Question

Two blocks of the same metal having the same mass and at temperature ${T_1}$ and ${T_2}$, respectively, are brought in contact with each other and allowed to attain thermal equilibrium at constant pressure. The change in entropy, $\Delta S$ , for this process is:
A. $2{C_p}\ln \left( {\dfrac{{{T_1} + {T_2}}}{{4{T_1}{T_2}}}} \right)$
B. $2{C_p}\ln \left( {\dfrac{{{{({T_1} + {T_2})}^{\dfrac{1}{2}}}}}{{{T_1}{T_2}}}} \right)$
C. ${C_p}\ln \left( {\dfrac{{{{({T_1} + {T_2})}^2}}}{{4{T_1}{T_2}}}} \right)$
D. $2{C_p}\ln \left( {\dfrac{{{T_1} + {T_2}}}{{2{T_1}{T_2}}}} \right)$

Answer 1

Hint: Entropy is a function of the state of the system, so the change in entropy of a system is determined by its initial and final states. In the idealization that a process is reversible, the entropy does not change, while irreversible processes always increase the total entropy. Thus, entropy is the order of randomness of a system.

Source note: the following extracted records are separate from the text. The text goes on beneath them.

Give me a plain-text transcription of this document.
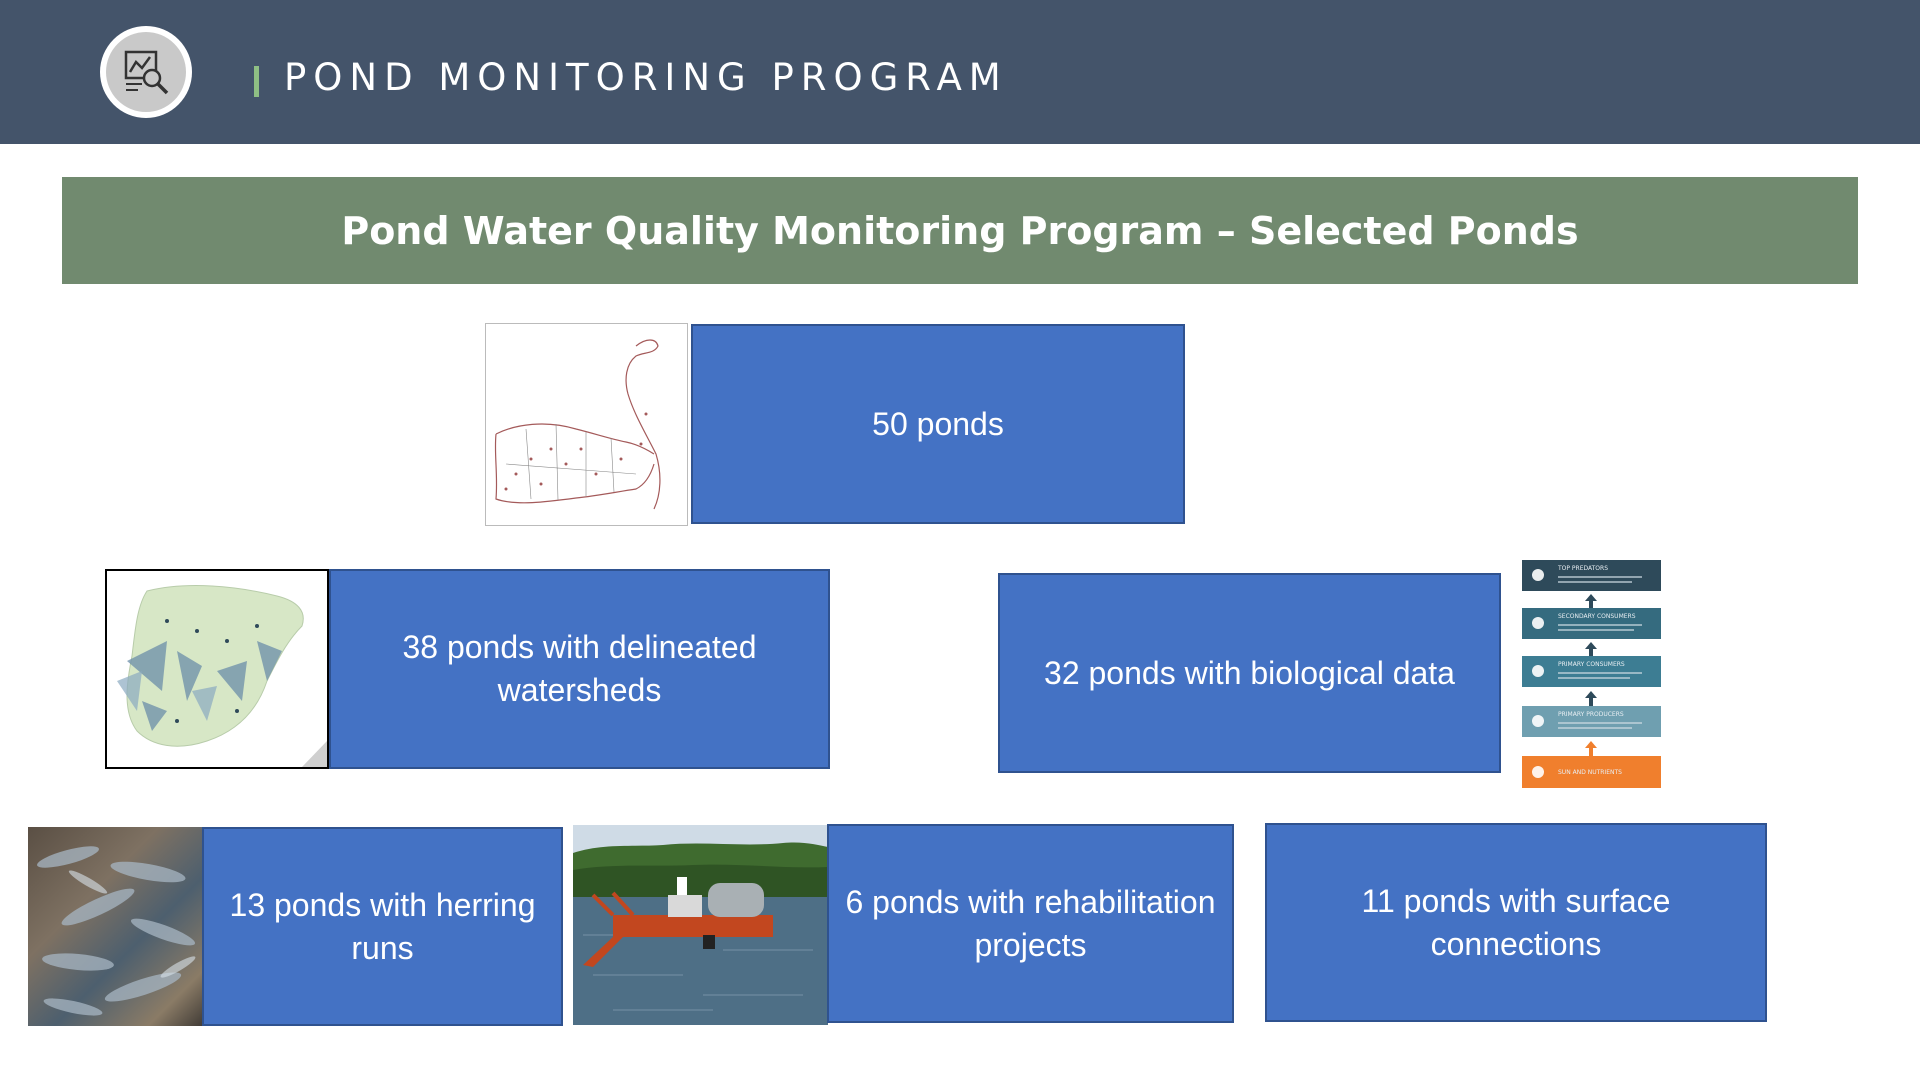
POND MONITORING PROGRAM
Pond Water Quality Monitoring Program – Selected Ponds
50 ponds
38 ponds with delineated watersheds	32 ponds with biological data
TOP PREDATORS
SECONDARY CONSUMERS
PRIMARY CONSUMERS
PRIMARY PRODUCERS
SUN AND NUTRIENTS
13 ponds with herring runs
6 ponds with rehabilitation projects
11 ponds with surface connections
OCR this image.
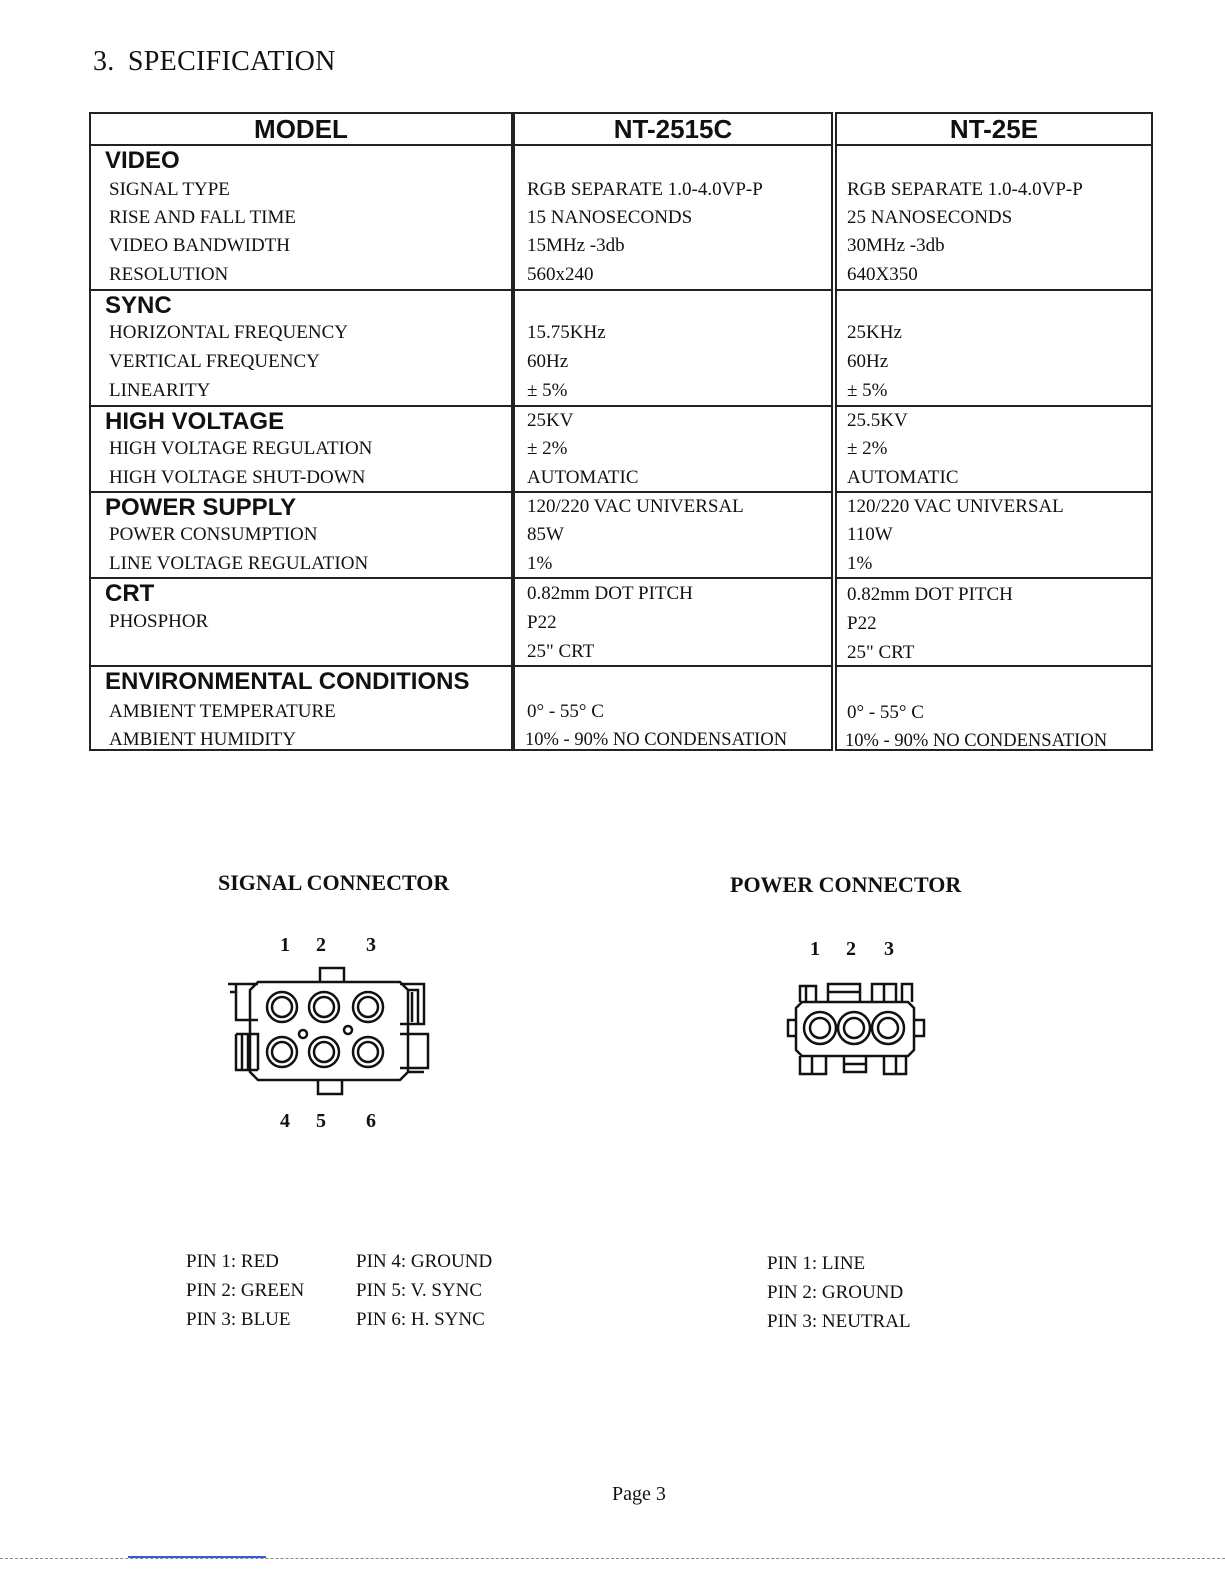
3. SPECIFICATION
MODEL	NT-2515C	NT-25E
VIDEO
SIGNAL TYPE
RISE AND FALL TIME
VIDEO BANDWIDTH
RESOLUTION
RGB SEPARATE 1.0-4.0VP-P
15 NANOSECONDS
15MHz -3db
560x240
RGB SEPARATE 1.0-4.0VP-P
25 NANOSECONDS
30MHz -3db
640X350
SYNC
HORIZONTAL FREQUENCY
VERTICAL FREQUENCY
LINEARITY
15.75KHz
60Hz
± 5%
25KHz
60Hz
± 5%
HIGH VOLTAGE
HIGH VOLTAGE REGULATION
HIGH VOLTAGE SHUT-DOWN
25KV
± 2%
AUTOMATIC
25.5KV
± 2%
AUTOMATIC
POWER SUPPLY
POWER CONSUMPTION
LINE VOLTAGE REGULATION
120/220 VAC UNIVERSAL
85W
1%
120/220 VAC UNIVERSAL
110W
1%
CRT
PHOSPHOR
0.82mm DOT PITCH
P22
25" CRT
0.82mm DOT PITCH
P22
25" CRT
ENVIRONMENTAL CONDITIONS
AMBIENT TEMPERATURE
AMBIENT HUMIDITY
0° - 55° C
10% - 90% NO CONDENSATION
0° - 55° C
10% - 90% NO CONDENSATION
SIGNAL CONNECTOR
1 2 3
4 5 6
PIN 1: RED
PIN 2: GREEN
PIN 3: BLUE
PIN 4: GROUND
PIN 5: V. SYNC
PIN 6: H. SYNC
POWER CONNECTOR
1 2 3
PIN 1: LINE
PIN 2: GROUND
PIN 3: NEUTRAL
Page 3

Complete step by step answer:
According to the question, the two blocks are placed in contact with each other. As there is a difference in the temperature of the two systems, there will be a transition of heat from the high temperature system to the low temperature system. Thus, the final temperature (${T_f}$ ) of the system will be:
${T_f} = \dfrac{{{T_1} + {T_2}}}{2}$
Now, as we know from the definition of the change in entropy,
$\Delta {S_{system}} = \int {\dfrac{{d{q_{rev}}}}{T}} = n{C_p}\int {\dfrac{{dT}}{T}} $
Where, $d{q_{rev}} = $ small change in the reversible heat
${C_p} = $ specific heat at constant pressure
$dT = $ small change in the temperature
Thus, the change in entropy of the system for the first block will be given as:
$\Delta {S_1} = n{C_p}\int\limits_{{T_1}}^{{T_f}} {\dfrac{{dT}}{T}} = n{C_p}\ln \dfrac{{{T_f}}}{{{T_1}}}$
Similarly, the change in entropy of the system for the second block will be given as:
$\Delta {S_2} = n{C_p}\int\limits_{{T_2}}^{{T_f}} {\dfrac{{dT}}{T}} = n{C_p}\ln \dfrac{{{T_f}}}{{{T_2}}}$
Now, the total change in entropy is equal to the sum of the change in entropy of the individual blocks, which is given by:
$\Delta {S_1} + \Delta {S_2} = n{C_p}\ln \dfrac{{T_f^2}}{{{T_1}{T_2}}}$
But, we know that, ${T_f} = \dfrac{{{T_1} + {T_2}}}{2}$
Thus, replacing the value of ${T_f}$ in the above equation, we have the final entropy of the combined system as:
$\Delta {S_1} + \Delta {S_2} = n{C_p}\ln \dfrac{{{{\left( {\dfrac{{\left( {{T_1} + {T_2}} \right)}}{2}} \right)}^2}}}{{{T_1}{T_2}}}$
Thus, the final entropy of the system is = $n{C_p}\ln \left( {\dfrac{{{{({T_1} + {T_2})}^2}}}{{4{T_1}{T_2}}}} \right)$
For n =1, the final entropy will be = ${C_p}\ln \left( {\dfrac{{{{({T_1} + {T_2})}^2}}}{{4{T_1}{T_2}}}} \right)$

So, the correct answer is Option C.

Note:
Because it is determined by the number of random microstates, entropy is related to the amount of additional information needed to specify the exact physical state of a system, given its macroscopic specification. For this reason, it is often said that entropy is an expression of the disorder, or randomness of a system.